India business revenue during the quarter dropped 5.2 percent sequentially to Rs 12,245 crore and EBITDA slipped 5 percent to Rs 4,208.7 crore due to pricing pressure, but margin increased 10 basis points to 34.4 percent.

Its data customer base increased to 65.77 million at the end of September quarter 2017, higher by 5.1 percent compared with previous quarter. "Total MBs on the network saw a whopping 65.9 percent increase quarter-on-quarter at 783.8 billion minutes and data usage per customer for the quarter stood at 4,087 MB, higher by 56.5 percent QoQ," Bharti said.

In an indication of how Airtel tried to retain its customers from moving to Reliance Jio’s network, mobile data usage per customer during the quarter rose 308% to 4.08 GB per month as compared to 1 GB during the year ago period.

Revenue from its Africa business was strong for the quarter ended September 2017, rising 7.2 percent to Rs 5,203 crore and EBITDA shot up 23.7 percent to Rs 1,684.1 crore with whopping margin expansion of 430 basis points at 32.3 percent compared with previous quarter.

Analysts expect that the worst may be behind Airtel as Jio has been announcing increases in its tariff over the past few months.
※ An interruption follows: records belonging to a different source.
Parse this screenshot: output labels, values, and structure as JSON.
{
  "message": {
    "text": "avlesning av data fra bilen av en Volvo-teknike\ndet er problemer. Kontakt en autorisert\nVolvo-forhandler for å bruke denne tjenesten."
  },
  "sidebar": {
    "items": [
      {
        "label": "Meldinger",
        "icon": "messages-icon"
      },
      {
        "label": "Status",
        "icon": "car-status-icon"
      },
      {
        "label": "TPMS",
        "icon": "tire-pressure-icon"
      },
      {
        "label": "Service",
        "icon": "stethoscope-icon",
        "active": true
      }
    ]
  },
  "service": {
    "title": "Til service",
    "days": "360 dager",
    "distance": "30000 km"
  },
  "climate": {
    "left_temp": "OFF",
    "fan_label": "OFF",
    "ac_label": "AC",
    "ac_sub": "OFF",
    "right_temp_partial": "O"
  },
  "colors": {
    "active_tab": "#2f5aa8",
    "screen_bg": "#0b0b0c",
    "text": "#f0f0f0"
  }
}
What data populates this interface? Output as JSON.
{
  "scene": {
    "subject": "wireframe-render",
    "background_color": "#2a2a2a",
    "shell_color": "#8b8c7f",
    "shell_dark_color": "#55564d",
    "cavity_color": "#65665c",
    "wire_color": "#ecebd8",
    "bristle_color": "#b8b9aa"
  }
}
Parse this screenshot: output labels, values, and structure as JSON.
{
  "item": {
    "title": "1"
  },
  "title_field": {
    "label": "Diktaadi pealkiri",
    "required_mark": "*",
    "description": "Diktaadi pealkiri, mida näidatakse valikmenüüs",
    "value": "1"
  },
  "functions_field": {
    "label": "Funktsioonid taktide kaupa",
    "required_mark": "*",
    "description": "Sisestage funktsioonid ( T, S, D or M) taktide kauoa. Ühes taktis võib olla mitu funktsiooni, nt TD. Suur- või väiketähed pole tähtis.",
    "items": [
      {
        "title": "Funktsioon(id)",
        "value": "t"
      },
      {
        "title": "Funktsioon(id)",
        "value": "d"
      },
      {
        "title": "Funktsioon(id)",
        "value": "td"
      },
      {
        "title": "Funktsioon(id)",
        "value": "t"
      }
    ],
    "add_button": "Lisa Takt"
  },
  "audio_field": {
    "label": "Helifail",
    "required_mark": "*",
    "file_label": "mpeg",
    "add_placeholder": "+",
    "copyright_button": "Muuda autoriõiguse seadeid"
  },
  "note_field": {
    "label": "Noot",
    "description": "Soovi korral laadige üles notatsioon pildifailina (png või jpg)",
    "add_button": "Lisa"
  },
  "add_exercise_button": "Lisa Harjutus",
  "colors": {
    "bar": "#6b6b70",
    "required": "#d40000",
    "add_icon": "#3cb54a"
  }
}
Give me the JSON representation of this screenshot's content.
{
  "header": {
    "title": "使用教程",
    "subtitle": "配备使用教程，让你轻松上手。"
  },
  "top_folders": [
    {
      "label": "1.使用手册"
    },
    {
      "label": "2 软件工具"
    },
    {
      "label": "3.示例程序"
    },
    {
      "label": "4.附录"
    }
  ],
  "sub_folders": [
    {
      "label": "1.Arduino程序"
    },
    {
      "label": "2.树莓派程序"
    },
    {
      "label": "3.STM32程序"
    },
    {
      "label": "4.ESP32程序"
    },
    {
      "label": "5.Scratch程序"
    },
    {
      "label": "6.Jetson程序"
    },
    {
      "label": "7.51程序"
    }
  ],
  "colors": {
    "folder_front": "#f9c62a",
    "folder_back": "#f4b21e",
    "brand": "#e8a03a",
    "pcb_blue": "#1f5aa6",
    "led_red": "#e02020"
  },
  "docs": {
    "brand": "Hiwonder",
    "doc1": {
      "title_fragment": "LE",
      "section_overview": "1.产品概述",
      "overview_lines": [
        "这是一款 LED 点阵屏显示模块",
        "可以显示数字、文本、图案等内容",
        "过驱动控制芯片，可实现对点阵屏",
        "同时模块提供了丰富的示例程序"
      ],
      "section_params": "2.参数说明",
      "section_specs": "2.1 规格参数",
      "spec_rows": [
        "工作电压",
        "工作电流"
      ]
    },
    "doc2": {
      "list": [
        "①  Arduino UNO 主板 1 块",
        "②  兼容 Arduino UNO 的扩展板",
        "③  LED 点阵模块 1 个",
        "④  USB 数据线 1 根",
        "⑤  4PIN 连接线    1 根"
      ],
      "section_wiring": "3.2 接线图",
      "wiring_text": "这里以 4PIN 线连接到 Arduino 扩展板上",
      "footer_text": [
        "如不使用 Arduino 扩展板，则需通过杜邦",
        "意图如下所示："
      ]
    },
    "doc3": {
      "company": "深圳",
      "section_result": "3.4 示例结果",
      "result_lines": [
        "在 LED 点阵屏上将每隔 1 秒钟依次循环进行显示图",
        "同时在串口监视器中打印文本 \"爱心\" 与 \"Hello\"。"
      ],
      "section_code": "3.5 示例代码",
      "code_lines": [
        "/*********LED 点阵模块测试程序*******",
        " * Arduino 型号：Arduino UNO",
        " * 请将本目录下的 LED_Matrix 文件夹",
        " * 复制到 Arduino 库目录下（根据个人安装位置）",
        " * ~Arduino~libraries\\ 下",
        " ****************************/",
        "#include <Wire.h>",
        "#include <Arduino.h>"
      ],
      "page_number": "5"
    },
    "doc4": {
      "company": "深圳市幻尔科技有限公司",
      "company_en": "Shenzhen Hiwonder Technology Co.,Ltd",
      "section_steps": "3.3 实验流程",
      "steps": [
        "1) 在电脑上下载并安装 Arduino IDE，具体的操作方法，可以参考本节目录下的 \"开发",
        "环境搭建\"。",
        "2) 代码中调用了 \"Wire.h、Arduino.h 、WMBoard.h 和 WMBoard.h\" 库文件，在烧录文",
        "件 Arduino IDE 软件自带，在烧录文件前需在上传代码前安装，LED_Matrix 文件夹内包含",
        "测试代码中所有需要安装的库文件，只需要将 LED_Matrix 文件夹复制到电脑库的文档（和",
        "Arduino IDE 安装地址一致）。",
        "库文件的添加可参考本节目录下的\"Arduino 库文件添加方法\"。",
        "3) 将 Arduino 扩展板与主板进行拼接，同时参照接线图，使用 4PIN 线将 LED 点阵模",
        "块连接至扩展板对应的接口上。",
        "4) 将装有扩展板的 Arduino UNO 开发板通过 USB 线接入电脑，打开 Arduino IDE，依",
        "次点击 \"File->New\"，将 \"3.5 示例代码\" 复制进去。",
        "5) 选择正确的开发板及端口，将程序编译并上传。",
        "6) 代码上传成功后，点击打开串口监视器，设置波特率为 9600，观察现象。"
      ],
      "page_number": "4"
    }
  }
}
Though Jio’s average realisation per customer is much lower than its target, ten days ago it announced 13-20% tariff increases for its popular schemes. Taking cue, Airtel stock prices have gained nearly 30% in the last month, touching a high of Rs 519.95 on October 25. It shares touched a low of Rs 283 in November 2016, two months after Jio announced the launch of its services.